It was one of those quietly elegant restaurants tucked between old brick buildings, all soft lighting and vintage jazz humming through the speakers. The kind of place people went to toast endings, beginnings — or just to feel like something mattered, even for a night.
You weren’t really celebrating anything. A friend had picked the spot, wanting something “classy but not obnoxious,” and here you all were — scattered around a table with half-drunk wine glasses, picking at shared plates and laughing a little too loud.
And then you noticed her.
Kate Lockwood.
She was seated a few tables away, just far enough that it didn’t feel real at first. But it was her — unmistakably her. The scar down her arm, bare and unhidden under the soft cream sleeves of her dress. Her hair tied back, posture graceful but relaxed, as if she didn’t need the power anymore to be powerful. She wasn’t talking much, just listening — Teddy beside her, laughing at something his husband said, a bottle of something expensive between them.
You weren’t staring, not really.
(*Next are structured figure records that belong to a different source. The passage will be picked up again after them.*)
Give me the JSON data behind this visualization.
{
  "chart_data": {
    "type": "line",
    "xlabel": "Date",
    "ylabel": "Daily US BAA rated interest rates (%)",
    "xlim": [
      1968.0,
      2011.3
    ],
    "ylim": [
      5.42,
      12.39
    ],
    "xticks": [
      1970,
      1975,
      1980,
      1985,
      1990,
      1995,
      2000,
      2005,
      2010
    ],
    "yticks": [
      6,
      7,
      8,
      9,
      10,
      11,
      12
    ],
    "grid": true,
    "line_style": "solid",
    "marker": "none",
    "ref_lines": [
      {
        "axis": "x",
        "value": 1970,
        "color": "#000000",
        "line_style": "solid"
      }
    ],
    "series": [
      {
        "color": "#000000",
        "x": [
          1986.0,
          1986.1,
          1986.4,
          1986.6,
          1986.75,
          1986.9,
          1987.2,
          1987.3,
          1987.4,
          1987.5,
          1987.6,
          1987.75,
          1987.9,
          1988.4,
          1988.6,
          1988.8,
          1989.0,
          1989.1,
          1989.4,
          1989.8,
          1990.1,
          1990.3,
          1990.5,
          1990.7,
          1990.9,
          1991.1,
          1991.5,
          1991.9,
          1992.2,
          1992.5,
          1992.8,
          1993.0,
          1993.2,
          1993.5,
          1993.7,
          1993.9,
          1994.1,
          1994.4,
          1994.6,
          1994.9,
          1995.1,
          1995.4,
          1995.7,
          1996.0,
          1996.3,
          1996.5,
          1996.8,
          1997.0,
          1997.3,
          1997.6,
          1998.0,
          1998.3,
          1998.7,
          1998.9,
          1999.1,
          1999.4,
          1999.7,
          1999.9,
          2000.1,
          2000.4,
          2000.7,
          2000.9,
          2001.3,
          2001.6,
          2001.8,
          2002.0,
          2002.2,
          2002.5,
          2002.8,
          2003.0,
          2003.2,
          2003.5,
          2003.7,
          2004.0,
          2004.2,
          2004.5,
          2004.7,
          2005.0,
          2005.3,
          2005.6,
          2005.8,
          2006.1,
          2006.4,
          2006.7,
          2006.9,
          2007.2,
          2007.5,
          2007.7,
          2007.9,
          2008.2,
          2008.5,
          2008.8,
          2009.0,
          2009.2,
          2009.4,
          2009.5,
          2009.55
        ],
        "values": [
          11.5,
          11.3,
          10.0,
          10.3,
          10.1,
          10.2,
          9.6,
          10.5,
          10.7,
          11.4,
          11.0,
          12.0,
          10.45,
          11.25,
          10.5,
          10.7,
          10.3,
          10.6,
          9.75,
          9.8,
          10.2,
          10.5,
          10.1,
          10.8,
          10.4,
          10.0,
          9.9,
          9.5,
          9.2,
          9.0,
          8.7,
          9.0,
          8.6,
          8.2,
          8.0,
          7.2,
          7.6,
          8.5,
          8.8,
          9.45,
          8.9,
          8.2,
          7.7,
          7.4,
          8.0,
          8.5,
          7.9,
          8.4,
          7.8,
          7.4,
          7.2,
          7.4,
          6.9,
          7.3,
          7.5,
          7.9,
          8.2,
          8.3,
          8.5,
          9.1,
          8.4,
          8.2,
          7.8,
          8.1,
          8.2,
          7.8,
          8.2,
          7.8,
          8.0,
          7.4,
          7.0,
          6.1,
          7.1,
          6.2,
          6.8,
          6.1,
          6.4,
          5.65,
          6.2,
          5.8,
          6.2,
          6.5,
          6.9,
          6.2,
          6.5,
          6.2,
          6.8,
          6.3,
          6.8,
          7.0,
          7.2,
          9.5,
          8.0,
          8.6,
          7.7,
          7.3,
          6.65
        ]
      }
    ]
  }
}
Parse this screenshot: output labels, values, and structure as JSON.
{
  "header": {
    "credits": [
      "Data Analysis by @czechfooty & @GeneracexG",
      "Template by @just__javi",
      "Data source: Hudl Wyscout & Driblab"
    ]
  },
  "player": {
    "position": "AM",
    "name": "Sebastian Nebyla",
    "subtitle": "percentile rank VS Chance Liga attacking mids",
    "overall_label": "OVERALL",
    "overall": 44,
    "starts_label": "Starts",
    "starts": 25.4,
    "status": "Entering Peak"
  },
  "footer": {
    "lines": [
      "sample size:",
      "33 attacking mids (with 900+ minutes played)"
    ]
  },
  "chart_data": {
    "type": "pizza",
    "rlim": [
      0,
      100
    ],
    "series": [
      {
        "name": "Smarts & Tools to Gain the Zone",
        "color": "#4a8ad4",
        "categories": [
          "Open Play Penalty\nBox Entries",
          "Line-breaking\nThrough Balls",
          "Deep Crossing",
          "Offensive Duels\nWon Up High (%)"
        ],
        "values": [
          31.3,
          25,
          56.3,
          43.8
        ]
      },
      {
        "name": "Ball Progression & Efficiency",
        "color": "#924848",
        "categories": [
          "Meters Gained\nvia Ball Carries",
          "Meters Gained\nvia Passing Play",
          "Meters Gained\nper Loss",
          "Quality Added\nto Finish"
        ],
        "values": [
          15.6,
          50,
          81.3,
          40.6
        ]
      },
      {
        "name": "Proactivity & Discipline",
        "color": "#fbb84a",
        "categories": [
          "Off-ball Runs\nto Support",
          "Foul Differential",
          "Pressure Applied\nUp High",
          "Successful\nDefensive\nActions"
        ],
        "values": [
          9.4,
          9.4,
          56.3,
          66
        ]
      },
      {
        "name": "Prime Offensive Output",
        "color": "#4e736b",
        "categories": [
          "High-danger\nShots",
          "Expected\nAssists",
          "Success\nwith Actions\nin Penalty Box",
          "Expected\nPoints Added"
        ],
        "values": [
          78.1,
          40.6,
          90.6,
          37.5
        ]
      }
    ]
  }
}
But your friends noticed. One of them leaned over and whispered, “That’s Kate Lockwood, right? From the whole… you know.”
Everyone knew.
The fallout from the Goldberg story had burned through the news cycle for months. The company dissolved, the public apologies, the talk shows. But here she was now — not some headline, not a myth. Just a woman in the corner of a restaurant, quietly celebrating the end of a life she’d walked away from.
And then — maybe it was coincidence, maybe not — she looked up.
Right at you.
Not cold. Not shy. Just… aware.
She held your gaze for half a second longer than a stranger should. Then her mouth curved, almost imperceptibly, into a smile. Like she knew exactly what people thought when they saw her — and had already forgiven you for it.